Spektakuläre Goya-Ausstellung in der Alten Nationalgalerie in Berlin

Berlin (dpa). Mit Francisco de Goya ist der »Säulenheilige der spanischen Malerei« in einer sensationellen Ausstellung in Berlin angekommen.

Von heute an ist in der Alten Nationalgalerie auf der Berliner Museumsinsel die seit langem größte Goya-Schau weltweit zu sehen. Die Macher erwarten einen ähnlichen Besucherandrang wie im vergangenen Jahr bei der spektakulären MoMA-Ausstellung in der Neuen Nationalgalerie. Mehr als 80 Gemälde sowie zahlreiche Zeichnungen aus den Beständen internationaler Leihgeber und allein 40 aus dem Prado werden unter dem Motto »Der Prophet der Moderne« präsentiert. Sie illustrieren die bahnbrechende Vorreiterrolle Goyas in der europäischen modernen Malerei.
Der späte Goya gilt als »Künstler des Schreckens« und Visionär menschlicher Albträume, der immer wieder den aus dem Gleichgewicht geratenen Menschen darstellt wie kein zweiter großer Maler seiner Zeit. Nicht alle großen Bilder sind nach Berlin gekommen wie die »Nackte Maja«, die in Spanien als kulturelle Ikone gilt und nicht ausgeliehen wird. Zwei zentrale Räume in der Nationalgalerie sind dem »Karrieremaler« für Höfe und Paläste mit seinen großformatigen, farbenfrohen Entwürfen spanischen Landlebens für die königliche Teppichweberei oder den Adelsporträts (»Herzogin von Alba«) gewidmet, danach kommt der spätere Goya zur Geltung.

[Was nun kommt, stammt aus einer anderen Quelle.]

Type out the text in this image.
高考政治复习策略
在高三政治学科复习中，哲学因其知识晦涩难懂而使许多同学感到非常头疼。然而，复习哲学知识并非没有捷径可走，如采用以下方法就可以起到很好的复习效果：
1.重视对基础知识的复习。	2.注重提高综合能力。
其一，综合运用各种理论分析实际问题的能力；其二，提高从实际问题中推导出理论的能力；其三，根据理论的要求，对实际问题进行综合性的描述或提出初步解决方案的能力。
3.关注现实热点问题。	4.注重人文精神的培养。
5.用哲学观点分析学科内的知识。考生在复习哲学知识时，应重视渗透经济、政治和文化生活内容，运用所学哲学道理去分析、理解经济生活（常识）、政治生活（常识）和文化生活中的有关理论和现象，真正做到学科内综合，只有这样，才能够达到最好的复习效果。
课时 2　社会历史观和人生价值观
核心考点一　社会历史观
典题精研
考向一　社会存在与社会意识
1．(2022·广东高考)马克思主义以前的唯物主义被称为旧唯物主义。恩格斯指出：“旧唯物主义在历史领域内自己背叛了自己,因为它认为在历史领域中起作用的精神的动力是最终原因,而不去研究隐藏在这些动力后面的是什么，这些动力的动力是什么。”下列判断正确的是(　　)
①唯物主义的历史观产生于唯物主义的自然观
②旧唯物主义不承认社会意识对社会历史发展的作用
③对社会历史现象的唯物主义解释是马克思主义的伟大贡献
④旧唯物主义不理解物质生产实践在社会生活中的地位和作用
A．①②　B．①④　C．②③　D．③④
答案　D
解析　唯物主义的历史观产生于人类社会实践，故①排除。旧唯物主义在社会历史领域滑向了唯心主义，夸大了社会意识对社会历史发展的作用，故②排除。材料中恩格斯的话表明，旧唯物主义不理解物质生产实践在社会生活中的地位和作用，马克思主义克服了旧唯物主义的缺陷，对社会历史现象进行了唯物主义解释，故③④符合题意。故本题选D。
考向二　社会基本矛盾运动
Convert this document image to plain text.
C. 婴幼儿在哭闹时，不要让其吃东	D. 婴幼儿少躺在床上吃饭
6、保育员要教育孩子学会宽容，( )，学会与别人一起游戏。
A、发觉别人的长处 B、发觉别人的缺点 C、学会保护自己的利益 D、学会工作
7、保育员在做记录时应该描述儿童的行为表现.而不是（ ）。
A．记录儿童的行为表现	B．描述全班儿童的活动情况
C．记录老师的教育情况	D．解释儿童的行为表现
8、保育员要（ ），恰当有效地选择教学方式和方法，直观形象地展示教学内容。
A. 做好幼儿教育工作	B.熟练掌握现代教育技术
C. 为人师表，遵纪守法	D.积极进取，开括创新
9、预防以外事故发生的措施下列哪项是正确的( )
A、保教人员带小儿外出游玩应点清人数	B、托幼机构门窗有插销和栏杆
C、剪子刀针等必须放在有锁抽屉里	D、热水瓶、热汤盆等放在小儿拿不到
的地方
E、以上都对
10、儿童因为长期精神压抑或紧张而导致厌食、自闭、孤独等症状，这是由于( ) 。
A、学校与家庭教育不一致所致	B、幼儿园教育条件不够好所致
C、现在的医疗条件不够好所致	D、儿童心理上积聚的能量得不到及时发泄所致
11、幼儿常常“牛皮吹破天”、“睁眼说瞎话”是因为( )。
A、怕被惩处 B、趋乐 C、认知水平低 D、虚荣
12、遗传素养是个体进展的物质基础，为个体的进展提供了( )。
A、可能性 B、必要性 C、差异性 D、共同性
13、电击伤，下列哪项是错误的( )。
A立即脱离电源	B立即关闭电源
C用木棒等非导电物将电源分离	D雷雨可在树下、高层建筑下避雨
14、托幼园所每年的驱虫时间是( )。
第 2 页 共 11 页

»Die Ausstellung zeigt eine schöne Scheinwelt, und dahinter wird es gruselig, mit den Szenen des Grauens und des Schreckens mit Hexen und Dämonen, Szenen von Mord und Totschlag und Vergewaltigung«, meint Kurator Moritz Wullen.
Der Titel von Goyas in Berlin zu sehender berühmten Federzeichnung »Der Schlaf der Vernunft gebiert Ungeheuer« wurde zum geflügelten Wort in späteren gesellschaftspolitischen Debatten und Warnungen. Goyas Lithographien reflektieren schonungslos in bitterer Anklage soziale, kirchliche und politische Missstände seiner Zeit.